Brussels and Budapest, 23 July 2020 – Two senior United Nations (UN) experts have expressed concern about numerous instances of EU funding being used to finance the maintenance and expansion of institutions for persons with disabilities across the continent, in violation of international human rights law.
UN Special Rapporteur on the Rights of Persons with Disabilities, Ms. Catalina Devandas-Aguilar, and the UN Special Rapporteur on the Right to Adequate Housing, Mr. Balakrishnan Rajagopal, wrote jointly to European Commission President Ms. Ursula van der Leyen to express their “serious concern” that European Structural and Investment Funds (ESIF) “continue to be used to maintain the out-dated, discriminatory and dangerous practice of institutionalization, including in smaller facilities” of persons with disabilities in a number of European Union (EU) countries.
The Special Rapporteurs go on to point out that “institutional settings have become COVID-19 hotspots” and that “[the] building and sustaining of institutions, whether large or small, stand in direct contravention of the Convention on the Rights of Persons with Disabilities [CRPD], including particularly the rights to non-discrimination and living independently in the community,” noting that placing persons with disabilities in such setting places them at greater risk of other serious human rights violations including neglect, restraint, isolation and violence.
Underpinning their arguments, the Special Rapporteurs reminded Ms. van der Leyen that the EU and all 27 Member States had ratified the CRPD, giving rise to binding legal obligations to respect, protect and fulfil the human rights of persons with disabilities, and called on the Commission President to “implement robust policies to stop funding that is used to build smaller institutions for persons with disabilities,” which should instead be redirected to achieving genuine inclusion and support for people to live independently. They pointed out that:
“By continuing to provide financial support to projects that promote and entrench the institutionalization of persons with disabilities, the European Commission endorses, legitimises and actively contributes to the continuation of the medical model of disability, thus undermining the progress achieved with the adoption of the CRPD, and encourages states to maintain out-dated, ineffective and discriminatory frameworks that violate the rights of persons with disabilities.”
The communication comes shortly after separate communications were sent by the UN Special Rapporteur on the Right to Health, Mr. Dainius Pūras, to the Government of Bulgaria and the European Commission about an ESIF-funded scheme in that country to build small institutions for over 1,000 people with disabilities in that country. The Commission’s financing of the Bulgarian scheme is currently subject to litigation before the Court of Justice of the European Union.

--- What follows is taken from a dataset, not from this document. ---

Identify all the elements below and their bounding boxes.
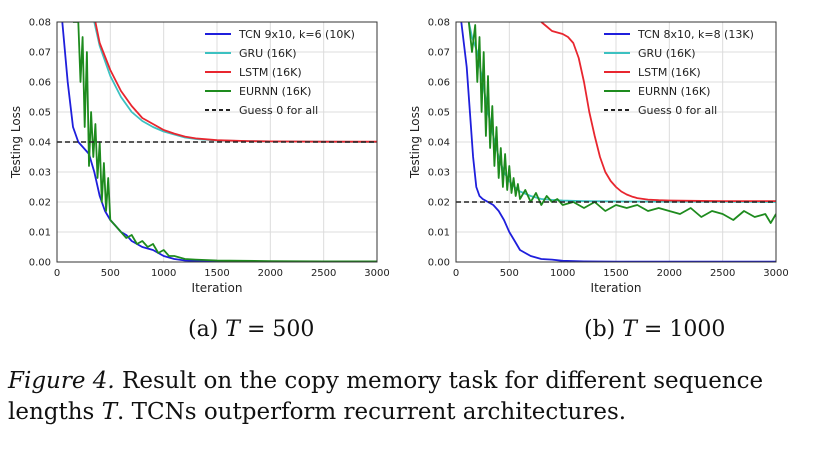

The Validity Foundation and the European Network on Independent Living (ENIL) welcome the latest communication to the European Commission which again highlights a systematic failure on the part of the Commission to prevent EU funding from contributing to widespread and grave human rights violations. As the evidence continues to mount, Validity and ENIL calls on the European Commission to take decisive action at the highest level to prevent further rights violations, to redirect funding to the provision of genuine community-based services, and to provide reparations to people with disabilities who have been placed in such settings.